The upcoming budget and the state of our economy are causes for grave concern. Aside from the obvious and looming default, which, if it occurs, will lead to even more severe social and service shortages than expected, there is little agency to deliberate on important matters like the budget. While the hope for a durable, long-term solution is bleak, we can learn from other countries, such as Sri Lanka, that have experienced similar defaults. Although it’s challenging to accept this harsh reality, drawing lessons from it can help us prepare for the impact of a default.
The upcoming budget is heavily influenced by the IMF, but prospects for a resumption of the IMF deal are low. This funding is crucial, and while there is a slim chance of the funds being released before the upcoming budget, the Finance Minister has mentioned that the budget details will be shared with the fund.
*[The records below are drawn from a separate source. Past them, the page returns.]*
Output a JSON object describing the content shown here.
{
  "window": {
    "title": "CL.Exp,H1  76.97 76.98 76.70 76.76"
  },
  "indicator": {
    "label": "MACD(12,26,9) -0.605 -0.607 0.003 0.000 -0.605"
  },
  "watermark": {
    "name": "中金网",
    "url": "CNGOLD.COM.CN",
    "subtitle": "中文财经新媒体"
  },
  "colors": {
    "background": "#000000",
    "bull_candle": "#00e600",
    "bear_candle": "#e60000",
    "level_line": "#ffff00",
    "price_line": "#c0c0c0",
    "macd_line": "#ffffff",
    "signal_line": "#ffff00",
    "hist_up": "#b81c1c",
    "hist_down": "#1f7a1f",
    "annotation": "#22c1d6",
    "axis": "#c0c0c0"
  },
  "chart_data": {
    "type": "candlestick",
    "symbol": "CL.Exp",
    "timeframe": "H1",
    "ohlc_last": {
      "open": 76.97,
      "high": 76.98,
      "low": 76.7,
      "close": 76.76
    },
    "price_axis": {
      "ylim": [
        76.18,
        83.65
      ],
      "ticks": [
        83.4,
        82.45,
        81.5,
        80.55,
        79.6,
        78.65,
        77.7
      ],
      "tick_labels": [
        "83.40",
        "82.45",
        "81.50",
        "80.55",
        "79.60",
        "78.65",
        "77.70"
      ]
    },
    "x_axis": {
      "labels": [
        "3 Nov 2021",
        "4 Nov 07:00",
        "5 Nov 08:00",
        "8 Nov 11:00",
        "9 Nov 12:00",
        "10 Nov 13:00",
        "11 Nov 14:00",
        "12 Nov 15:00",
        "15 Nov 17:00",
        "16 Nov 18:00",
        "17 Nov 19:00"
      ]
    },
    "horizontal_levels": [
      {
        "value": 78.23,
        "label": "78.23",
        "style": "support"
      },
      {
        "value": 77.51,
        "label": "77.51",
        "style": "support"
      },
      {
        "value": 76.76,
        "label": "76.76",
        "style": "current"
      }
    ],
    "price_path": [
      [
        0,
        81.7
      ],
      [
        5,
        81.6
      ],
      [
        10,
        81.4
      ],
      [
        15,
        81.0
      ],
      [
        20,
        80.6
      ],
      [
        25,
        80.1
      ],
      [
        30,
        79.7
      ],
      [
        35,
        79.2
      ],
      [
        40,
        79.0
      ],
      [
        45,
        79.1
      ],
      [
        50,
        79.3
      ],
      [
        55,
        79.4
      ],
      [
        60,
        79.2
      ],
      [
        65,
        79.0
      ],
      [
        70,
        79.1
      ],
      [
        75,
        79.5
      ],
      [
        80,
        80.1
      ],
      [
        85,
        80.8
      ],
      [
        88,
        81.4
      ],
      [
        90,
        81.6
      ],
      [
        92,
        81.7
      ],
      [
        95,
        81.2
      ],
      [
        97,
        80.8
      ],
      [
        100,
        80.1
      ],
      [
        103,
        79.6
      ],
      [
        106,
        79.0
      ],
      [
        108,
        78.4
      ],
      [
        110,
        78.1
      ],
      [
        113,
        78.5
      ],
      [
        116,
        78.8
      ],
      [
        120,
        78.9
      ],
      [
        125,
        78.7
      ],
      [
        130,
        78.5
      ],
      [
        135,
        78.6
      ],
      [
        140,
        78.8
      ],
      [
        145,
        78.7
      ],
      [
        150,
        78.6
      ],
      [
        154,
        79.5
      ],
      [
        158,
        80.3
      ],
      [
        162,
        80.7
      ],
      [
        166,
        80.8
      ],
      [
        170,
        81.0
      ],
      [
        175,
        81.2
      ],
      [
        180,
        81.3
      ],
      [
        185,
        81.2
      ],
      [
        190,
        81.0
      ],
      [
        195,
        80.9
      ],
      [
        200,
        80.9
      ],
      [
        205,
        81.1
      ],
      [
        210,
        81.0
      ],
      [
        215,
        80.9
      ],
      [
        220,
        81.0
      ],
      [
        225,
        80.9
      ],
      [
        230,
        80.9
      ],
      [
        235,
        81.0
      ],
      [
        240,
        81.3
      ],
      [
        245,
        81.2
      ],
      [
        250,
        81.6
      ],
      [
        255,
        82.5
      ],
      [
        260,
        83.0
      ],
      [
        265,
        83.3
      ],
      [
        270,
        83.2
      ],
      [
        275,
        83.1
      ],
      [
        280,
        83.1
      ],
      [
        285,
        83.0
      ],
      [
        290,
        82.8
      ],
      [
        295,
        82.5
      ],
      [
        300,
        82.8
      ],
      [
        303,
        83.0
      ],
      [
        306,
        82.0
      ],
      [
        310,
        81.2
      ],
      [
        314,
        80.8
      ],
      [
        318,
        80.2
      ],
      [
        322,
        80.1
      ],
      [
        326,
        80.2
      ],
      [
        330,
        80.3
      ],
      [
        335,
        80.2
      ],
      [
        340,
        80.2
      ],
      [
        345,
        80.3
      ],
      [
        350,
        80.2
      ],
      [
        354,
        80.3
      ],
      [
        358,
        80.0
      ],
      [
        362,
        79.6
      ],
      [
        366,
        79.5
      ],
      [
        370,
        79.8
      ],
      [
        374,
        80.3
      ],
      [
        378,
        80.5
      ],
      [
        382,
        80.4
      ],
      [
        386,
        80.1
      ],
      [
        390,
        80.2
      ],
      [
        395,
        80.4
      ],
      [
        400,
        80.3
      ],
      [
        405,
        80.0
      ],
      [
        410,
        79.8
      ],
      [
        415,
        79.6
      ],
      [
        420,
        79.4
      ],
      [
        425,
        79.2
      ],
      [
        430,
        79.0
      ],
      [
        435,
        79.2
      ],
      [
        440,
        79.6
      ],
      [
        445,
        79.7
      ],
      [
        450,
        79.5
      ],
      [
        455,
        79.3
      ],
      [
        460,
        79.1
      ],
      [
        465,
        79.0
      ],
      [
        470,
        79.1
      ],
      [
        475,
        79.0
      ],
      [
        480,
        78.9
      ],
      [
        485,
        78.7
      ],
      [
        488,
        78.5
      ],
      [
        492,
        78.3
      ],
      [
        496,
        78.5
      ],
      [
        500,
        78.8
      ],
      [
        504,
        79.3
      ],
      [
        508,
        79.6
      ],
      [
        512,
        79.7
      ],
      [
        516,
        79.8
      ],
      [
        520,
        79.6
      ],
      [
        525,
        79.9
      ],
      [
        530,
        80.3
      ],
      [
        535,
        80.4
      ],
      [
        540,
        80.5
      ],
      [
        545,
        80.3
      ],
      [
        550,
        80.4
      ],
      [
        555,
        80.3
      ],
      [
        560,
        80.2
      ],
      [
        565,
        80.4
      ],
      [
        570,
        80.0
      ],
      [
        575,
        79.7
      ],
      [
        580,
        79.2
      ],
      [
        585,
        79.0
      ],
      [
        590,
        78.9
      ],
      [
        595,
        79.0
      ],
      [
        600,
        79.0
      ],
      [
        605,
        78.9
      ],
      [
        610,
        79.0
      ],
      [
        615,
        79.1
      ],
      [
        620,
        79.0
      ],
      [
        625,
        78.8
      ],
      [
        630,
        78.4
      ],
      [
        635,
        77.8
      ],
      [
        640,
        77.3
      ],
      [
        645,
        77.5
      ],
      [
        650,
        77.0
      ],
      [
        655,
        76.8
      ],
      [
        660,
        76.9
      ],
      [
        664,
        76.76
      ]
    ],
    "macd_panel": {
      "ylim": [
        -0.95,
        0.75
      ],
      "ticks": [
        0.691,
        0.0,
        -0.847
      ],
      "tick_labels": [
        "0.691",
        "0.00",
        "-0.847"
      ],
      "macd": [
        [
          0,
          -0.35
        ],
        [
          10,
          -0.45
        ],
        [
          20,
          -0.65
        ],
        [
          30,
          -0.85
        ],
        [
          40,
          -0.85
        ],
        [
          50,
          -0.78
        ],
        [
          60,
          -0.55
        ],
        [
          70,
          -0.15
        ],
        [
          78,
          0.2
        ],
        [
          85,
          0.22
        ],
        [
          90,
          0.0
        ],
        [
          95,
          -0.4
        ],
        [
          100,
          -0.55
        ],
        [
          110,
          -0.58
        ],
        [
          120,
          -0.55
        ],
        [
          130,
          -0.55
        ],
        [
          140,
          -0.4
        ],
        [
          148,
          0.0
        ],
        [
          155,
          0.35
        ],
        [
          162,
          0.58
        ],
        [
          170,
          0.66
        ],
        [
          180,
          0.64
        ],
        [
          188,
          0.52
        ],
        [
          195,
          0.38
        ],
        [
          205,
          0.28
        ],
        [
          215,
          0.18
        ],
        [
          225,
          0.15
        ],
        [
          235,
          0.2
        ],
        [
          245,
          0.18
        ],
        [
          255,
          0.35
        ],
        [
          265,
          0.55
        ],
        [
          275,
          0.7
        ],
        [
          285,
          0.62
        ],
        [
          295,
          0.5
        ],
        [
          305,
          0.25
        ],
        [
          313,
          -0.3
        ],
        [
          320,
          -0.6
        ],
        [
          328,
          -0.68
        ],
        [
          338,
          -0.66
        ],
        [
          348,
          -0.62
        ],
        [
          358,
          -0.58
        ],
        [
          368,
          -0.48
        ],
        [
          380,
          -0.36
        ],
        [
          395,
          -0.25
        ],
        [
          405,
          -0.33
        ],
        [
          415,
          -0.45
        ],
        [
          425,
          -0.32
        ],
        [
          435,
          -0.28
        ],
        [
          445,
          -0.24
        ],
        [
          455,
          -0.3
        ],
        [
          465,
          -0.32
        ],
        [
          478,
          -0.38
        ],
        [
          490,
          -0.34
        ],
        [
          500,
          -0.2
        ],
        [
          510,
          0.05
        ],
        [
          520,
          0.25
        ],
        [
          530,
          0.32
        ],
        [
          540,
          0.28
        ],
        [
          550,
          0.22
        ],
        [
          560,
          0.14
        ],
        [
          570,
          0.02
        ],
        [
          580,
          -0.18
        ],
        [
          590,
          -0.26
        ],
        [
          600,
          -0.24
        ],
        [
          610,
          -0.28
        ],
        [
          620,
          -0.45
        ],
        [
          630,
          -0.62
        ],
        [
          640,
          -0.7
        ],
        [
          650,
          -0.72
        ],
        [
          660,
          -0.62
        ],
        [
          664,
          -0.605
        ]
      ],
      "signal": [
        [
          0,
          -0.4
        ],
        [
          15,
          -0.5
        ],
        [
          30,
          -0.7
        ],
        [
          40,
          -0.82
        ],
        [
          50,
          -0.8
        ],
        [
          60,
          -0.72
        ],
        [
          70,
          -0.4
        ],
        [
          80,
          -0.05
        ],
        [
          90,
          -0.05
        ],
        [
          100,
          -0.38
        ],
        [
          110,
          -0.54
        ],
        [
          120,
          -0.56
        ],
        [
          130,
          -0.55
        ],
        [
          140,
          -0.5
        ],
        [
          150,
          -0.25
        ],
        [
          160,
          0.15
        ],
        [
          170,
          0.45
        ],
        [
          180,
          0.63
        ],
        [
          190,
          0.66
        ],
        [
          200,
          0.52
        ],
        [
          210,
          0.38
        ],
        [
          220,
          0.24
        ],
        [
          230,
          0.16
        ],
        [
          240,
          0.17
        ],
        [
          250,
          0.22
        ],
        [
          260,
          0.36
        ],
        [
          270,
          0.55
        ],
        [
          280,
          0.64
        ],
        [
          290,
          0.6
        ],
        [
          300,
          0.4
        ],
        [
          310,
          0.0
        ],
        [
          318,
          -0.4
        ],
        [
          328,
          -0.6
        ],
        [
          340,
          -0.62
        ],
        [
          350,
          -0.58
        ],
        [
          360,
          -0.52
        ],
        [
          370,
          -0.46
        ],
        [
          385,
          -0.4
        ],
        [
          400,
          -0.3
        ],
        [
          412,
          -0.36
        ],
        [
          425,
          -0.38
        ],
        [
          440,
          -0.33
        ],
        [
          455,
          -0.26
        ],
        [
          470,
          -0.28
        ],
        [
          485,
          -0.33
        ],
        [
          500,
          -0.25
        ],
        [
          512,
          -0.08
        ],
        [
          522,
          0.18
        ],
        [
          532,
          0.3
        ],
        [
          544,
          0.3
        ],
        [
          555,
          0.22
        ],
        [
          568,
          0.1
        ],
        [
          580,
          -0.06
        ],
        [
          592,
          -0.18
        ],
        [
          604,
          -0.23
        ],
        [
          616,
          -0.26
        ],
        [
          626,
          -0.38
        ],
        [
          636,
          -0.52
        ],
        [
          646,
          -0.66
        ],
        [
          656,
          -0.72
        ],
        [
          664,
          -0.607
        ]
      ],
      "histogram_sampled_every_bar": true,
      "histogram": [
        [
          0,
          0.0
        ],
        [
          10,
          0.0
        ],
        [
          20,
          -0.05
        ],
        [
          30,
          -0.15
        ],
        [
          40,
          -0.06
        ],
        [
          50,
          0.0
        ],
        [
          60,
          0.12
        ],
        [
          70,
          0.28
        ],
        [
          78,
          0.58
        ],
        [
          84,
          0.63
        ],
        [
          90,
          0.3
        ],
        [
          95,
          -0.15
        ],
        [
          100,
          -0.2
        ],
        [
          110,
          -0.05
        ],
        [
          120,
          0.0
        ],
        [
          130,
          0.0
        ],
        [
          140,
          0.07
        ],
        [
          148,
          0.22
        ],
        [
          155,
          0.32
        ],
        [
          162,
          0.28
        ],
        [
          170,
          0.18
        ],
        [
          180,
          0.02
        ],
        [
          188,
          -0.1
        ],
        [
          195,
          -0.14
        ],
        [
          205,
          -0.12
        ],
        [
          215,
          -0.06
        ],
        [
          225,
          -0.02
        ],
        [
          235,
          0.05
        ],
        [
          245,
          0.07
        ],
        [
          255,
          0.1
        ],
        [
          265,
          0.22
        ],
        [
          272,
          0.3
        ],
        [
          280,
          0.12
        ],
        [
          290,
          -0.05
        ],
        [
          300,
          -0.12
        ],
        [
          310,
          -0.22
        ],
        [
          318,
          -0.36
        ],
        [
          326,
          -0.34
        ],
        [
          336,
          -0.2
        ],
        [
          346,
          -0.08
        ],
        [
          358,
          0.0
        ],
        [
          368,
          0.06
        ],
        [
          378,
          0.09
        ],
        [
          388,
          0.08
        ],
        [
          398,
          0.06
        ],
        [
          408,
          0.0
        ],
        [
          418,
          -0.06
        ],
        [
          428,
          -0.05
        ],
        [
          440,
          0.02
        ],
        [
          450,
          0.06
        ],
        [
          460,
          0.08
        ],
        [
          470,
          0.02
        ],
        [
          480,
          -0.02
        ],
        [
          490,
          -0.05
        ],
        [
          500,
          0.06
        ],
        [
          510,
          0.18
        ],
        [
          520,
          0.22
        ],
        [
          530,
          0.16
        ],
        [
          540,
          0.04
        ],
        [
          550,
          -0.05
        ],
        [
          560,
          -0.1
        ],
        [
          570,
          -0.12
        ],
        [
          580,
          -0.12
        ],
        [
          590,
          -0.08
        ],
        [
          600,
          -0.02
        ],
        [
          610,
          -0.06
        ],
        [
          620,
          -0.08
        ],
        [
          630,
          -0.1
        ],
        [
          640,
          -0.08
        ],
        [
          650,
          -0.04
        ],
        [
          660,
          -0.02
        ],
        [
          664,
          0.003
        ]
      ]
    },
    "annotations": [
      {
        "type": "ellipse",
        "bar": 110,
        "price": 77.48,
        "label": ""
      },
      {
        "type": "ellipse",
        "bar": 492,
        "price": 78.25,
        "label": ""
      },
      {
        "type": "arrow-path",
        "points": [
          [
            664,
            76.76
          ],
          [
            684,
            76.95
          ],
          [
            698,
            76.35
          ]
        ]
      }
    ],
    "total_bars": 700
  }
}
It is difficult to say whether this will unlock the long-awaited funds, but any positive development at this time is welcome. The document itself is likely to be stringent, adhering to the IMF’s conditions. This means there will be more checks and balances for businesses and less funding for growth.
Fiscal risks have also been highlighted, and the figures quoted emphasise the risk of hyperinflation. These numbers have arisen due to high expenditures related to debt servicing costs, but there is some hope for deceleration as the global supply chain improves.
Overall, acknowledging the high risk of default may help us better prepare for this reality. Despite the Finance Minister consistently denying our high-risk state, the truth is that if it occurs, people will suffer from sudden shortages, crippled living standards, and intense economic instability. Global markets will close their doors to us, and we must begin exploring options and developing backup plans.